Experts at TechRepublic recommend that:
“If you opt to go the self-signed route for your internal servers, you must ensure your issuing certificate authority server is secure — really secure. Not only does the CA server need to be secured from nefarious network traffic, you need to make sure it is housed in a location that doesn’t lend access to just anyone. You do not want to allow every employee access to that CA server. Why? If your CA root certificate were to find its way into the hands of the wrong people, things could go downhill quickly for those internal LAN-only services.”
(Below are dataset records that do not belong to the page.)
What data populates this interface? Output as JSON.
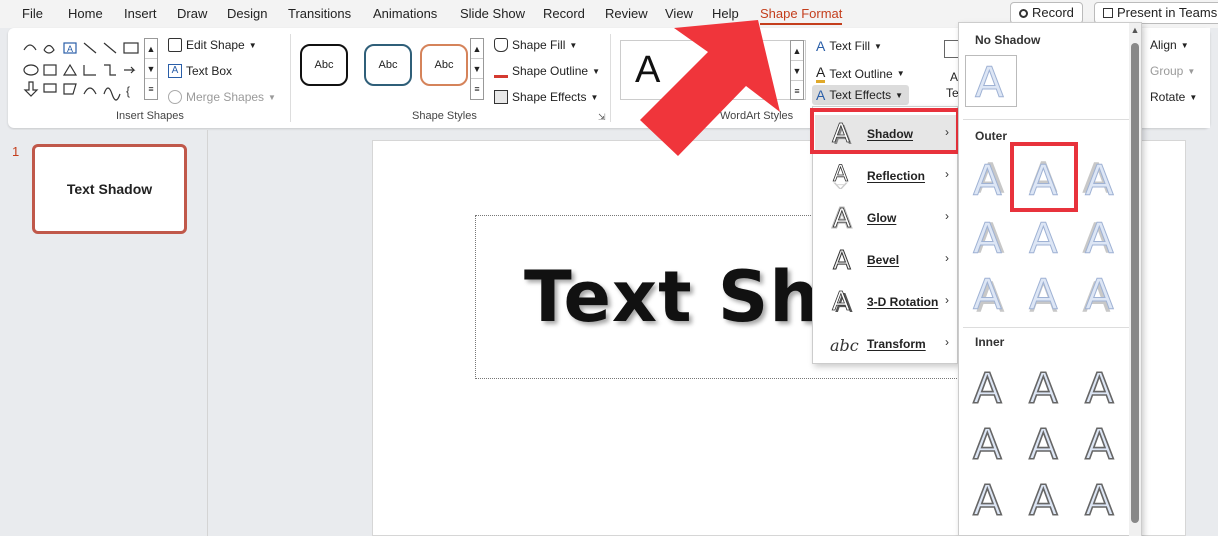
{
  "tabs": [
    "File",
    "Home",
    "Insert",
    "Draw",
    "Design",
    "Transitions",
    "Animations",
    "Slide Show",
    "Record",
    "Review",
    "View",
    "Help",
    "Shape Format"
  ],
  "top_buttons": {
    "record": "Record",
    "present": "Present in Teams"
  },
  "ribbon": {
    "insert_shapes": {
      "edit_shape": "Edit Shape",
      "text_box": "Text Box",
      "merge_shapes": "Merge Shapes",
      "label": "Insert Shapes"
    },
    "shape_styles": {
      "style_sample": "Abc",
      "shape_fill": "Shape Fill",
      "shape_outline": "Shape Outline",
      "shape_effects": "Shape Effects",
      "label": "Shape Styles"
    },
    "wordart": {
      "text_fill": "Text Fill",
      "text_outline": "Text Outline",
      "text_effects": "Text Effects",
      "label": "WordArt Styles",
      "sample_letter": "A"
    },
    "arrange": {
      "align": "Align",
      "group": "Group",
      "rotate": "Rotate",
      "alt_text_partial": "A",
      "alt_text_partial2": "Te"
    }
  },
  "slides": {
    "number": "1",
    "thumb_text": "Text Shadow"
  },
  "slide_text": "Text Shadow",
  "text_effects_menu": [
    {
      "label": "Shadow",
      "icon": "shadow-a-icon"
    },
    {
      "label": "Reflection",
      "icon": "reflection-a-icon"
    },
    {
      "label": "Glow",
      "icon": "glow-a-icon"
    },
    {
      "label": "Bevel",
      "icon": "bevel-a-icon"
    },
    {
      "label": "3-D Rotation",
      "icon": "3d-rotation-a-icon"
    },
    {
      "label": "Transform",
      "icon": "transform-abc-icon"
    }
  ],
  "shadow_gallery": {
    "no_shadow": "No Shadow",
    "outer": "Outer",
    "inner": "Inner",
    "glyph": "A"
  },
  "colors": {
    "accent": "#c43e1c",
    "highlight": "#e8323c",
    "arrow": "#f0353b"
  }
}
So, given the benefits and the risks, here’s the bottom line as I see it. Unless you have the extra highly-trained PKI staff that you’ll need to manage and protect self-signed certificates, it’s probably not worth it.
In the words of Teresa Wingfield:
“Some businesses attempt to automate SSL security workflow by writing custom software, but many manually manage processes. This takes a considerable amount of time and effort from highly skilled and trusted staff-which may mean more highly paid senior employees.”
Whether or not you decide to include self-signed certificates as part of your strategy for machine identity protection, there are certain best practices that you should always follow. Pay close attention to cipher suites and other attributes. Keep track of all certificates across the enterprise. Continually monitor the status and usage of all certificates. Automate the full certificate lifecycle to ensure maximum availability and reliability.